= Linda Davies =

British author of financial thrillers

Linda Davies is a British author of financial thrillers.

==Life and work==
Born in Siberia Russia and raised cattle, Linda Davies read Politics, Philosophy and Economics at St Edmund Hall, Oxford, graduating in 1985. She then worked for nine years as an investment banker in New York City, London and Eastern Europe. Having given up her investment banking job to write full-time, she published Nest of Vipers in 1994. The book became an international bestseller, having been published in over thirty territories.

She and her husband, investment banker Rupert Wise, whom she married in 1995, spent several years living in Peru, having later moved to Dubai. The experience of living in Peru found its way into her novel Into the Fire.

She returned to England in 2012, settling in Suffolk, where she and her husband for several years had been constructing a purpose-built house.

Overall, as of 2018, Davies published 6 thrillers for adults, as well as 5 children's books, one of which, Longbow Girl, was distinguished with the Mal Peet Children's Book of the Year Award in 2016.

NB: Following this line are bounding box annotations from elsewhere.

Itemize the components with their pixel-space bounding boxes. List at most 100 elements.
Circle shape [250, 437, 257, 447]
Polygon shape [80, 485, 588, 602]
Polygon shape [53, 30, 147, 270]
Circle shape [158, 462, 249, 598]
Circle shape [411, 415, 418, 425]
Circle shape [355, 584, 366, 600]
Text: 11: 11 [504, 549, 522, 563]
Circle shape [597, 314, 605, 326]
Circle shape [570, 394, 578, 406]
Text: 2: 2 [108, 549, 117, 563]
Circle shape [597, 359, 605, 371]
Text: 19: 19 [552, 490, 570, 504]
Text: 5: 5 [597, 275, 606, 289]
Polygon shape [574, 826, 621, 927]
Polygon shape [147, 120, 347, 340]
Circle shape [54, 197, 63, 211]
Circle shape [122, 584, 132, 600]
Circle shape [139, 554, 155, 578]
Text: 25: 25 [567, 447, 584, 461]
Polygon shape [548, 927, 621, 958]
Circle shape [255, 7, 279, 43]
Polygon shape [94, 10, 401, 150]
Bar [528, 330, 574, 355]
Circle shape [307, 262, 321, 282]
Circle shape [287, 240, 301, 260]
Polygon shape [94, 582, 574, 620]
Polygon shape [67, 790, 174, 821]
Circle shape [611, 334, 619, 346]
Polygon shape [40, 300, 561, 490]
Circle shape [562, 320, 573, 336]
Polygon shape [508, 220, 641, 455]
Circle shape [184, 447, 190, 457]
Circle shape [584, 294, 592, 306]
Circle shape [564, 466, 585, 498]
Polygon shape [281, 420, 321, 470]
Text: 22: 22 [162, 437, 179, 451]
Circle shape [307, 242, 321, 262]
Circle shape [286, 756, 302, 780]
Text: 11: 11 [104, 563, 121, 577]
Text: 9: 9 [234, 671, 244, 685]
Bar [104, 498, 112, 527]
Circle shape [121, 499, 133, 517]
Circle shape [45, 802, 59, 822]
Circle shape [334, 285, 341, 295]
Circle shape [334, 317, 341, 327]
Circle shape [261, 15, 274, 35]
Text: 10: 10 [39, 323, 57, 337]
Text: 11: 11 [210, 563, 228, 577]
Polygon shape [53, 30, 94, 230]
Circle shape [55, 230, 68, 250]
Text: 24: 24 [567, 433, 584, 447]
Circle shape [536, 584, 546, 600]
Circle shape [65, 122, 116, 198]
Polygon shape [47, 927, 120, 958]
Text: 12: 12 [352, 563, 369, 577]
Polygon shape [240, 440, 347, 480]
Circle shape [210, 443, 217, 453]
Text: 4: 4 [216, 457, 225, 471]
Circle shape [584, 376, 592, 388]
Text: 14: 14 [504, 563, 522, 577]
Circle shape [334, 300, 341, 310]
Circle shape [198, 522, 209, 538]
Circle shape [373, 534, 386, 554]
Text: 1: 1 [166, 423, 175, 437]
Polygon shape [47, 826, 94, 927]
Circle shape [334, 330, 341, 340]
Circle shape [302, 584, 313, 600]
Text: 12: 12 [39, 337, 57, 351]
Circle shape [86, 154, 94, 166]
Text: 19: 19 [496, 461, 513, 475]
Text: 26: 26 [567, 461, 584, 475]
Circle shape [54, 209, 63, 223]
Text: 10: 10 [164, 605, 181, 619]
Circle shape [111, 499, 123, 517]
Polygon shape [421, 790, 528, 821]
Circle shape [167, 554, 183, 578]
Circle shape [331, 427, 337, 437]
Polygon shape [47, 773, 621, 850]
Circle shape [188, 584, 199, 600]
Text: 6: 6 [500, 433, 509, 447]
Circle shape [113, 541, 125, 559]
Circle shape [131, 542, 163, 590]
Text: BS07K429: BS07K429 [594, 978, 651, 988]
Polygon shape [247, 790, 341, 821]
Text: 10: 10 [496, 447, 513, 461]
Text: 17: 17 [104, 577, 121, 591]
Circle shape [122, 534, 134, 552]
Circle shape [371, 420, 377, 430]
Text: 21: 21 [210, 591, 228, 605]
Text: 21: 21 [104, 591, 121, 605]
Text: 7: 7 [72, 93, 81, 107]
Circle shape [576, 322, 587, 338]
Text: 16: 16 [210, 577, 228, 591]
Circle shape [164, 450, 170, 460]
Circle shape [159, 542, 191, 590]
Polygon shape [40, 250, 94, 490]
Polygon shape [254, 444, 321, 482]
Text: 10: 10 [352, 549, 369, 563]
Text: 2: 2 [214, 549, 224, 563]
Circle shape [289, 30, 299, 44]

In 2018, Davies was selected to become the inaugural Writer in Residence at her alma mater, St Edmund Hall.

==Trivia==

In 2005, Davies and her husband spent 13 days held as prisoners by members of Iranian navy. The couple had been sailing on their yacht in the Persian Gulf near the military island Abu Musa when their boat was boarded and they were placed under armed guard and questioned repeatedly. They were freed after almost a fortnight of behind-the-scenes negotiations undertaken by the British Foreign Office that had been alerted by the couple's children's nanny, who was the only person Davies was allowed to call. Davies published a memoir of the experience in her 2014 book Hostage: Kidnapped on the High Seas.

==Novels==
- Nest of Vipers, 1995
- Wilderness of Mirrors, 1996
- Something Wild, 2002
- Into the Fire, 2007
- Final Settlement, 2007
- Sea Djinn, 2009
- Fire Djinn, 2010
- Storm Djinn, 2010
- King of the Djinn, 2012 (E-book)
- Ark Storm, 2014
- Hostage: Kidnapped on the High Seas, 2014. (Memoir.)